LEWISTON – It appears Lewiston is staying single after schools Superintendent Leon Levesque asked Auburn, Sabattus, Turner, Lisbon and other towns if they wanted to partner.

No other school systems were interested in consolidating with Lewiston, Levesque told the School Committee on Monday night.

Considering Lewiston’s large size, it’s not surprising that neighboring school districts don’t want to merge, Levesque said. Most districts are finding partners similar in size, he added.

So Levesque will submit a letter to Education Commissioner Susan Gendron explaining that Lewiston does not plan to consolidate with other districts.

By law all school units have to send letters of how they’re going to consolidate – or not – to Gendron by Aug. 31. She’s supposed to tentatively approve or reject the plans shortly after.

The goal of the new state school consolidation law is to shrink the number of school districts statewide from 290 to 80 to save taxpayer money. What Maine spends on per pupil administrative costs is out of whack compared to other states, Gov. John Baldacci has said.

Maine’s new consolidation law does not require Lewiston to join others since it has about 4,700 students, more than the state minimum of 2,500. In state recommendations of who should partner with who, the state recommended Lewiston stay single. It recommended Auburn partner with Poland, Minot and Mechanic Falls.

While not merging, Lewiston is working closer with city hall and the Auburn School Department to save money by looking for efficiencies such as buying supplies and fuel together. Lewiston schools will continue that, Levesque said.

Even though Lewiston schools don’t have to merge, the law is calling for big changes.

Budget referendum

One is that all school budgets in Maine will have to be more transparent and easier to understand.

And after the School Committee and town or city council approves the school budget, it will have to be approved by voters in a public referendum. That referendum must be held 10 days after the council approves the budget. For Lewiston the referendum will likely be in June.

Voters will have to be shown the size of the proposed budget and where the money is going. If voters reject what officials have approved, the budget will have to be reworked and sent back again to referendum until voters approve school spending, Levesque explained.

Another change is state money for education.

Next year the state will continue to spend millions more on K-12 education, but it will start cutting back what it allows in certain areas: transportation, special education, buildings and central office or administration.

Every school district will get 5 percent less in those areas, and then will have to submit a plan to the Maine Department of Education on how it will make those cuts without impact teachers and classrooms.

“We haven’t figured that out yet,” Levesque said.

Schools districts do not know yet how much state money they’ll be receiving next year, so it’s hard to show how they’ll deal with cuts that they don’t know the size of, Levesque said.

In other business, the school committee approved:

• Lewiston band director Tim Ebersold’s recommendation to suspend marching band competition. The marching band has had fewer members and needs more before continuing competing. However the marching band will continue to perform at local games and parades.

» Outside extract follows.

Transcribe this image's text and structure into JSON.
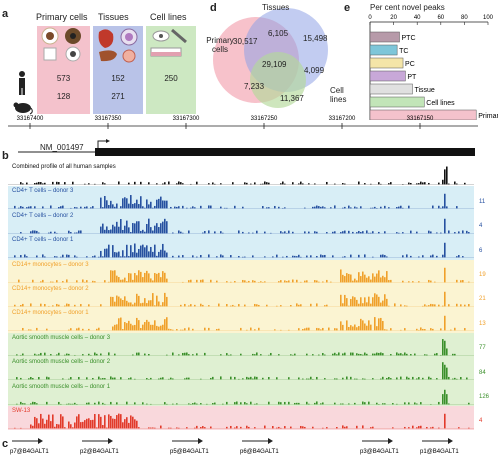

• The hiring of English as a second language teacher Danielle Provost at the Farwell Elementary School. A special vote was necessary because she’s the daughter of school committee member Norm Provost. Public votes are required when a position involves a close relative of a school board member. Provost abstained from voting.

• A strategic plan for the next school year, which includes an updated “messenger system.” Now the high school has a system that calls parents when their student is absent. That system will be broadened to all schools, and updated, Levesque said. Once implemented it will be able to alert parents of emergencies through cell phone messages, e-mail as well as calling home.

Another change is that next year all Lewiston schools will have tighter security with single points of entry, as recommended by state police. Once the school day has begun, no one should be able to walk into a school without checking with the front desk.

Referring to Sun Journal stories in which reporters were sent out to test security in regional schools, Levesque said, “We’ll be ready for you guys.”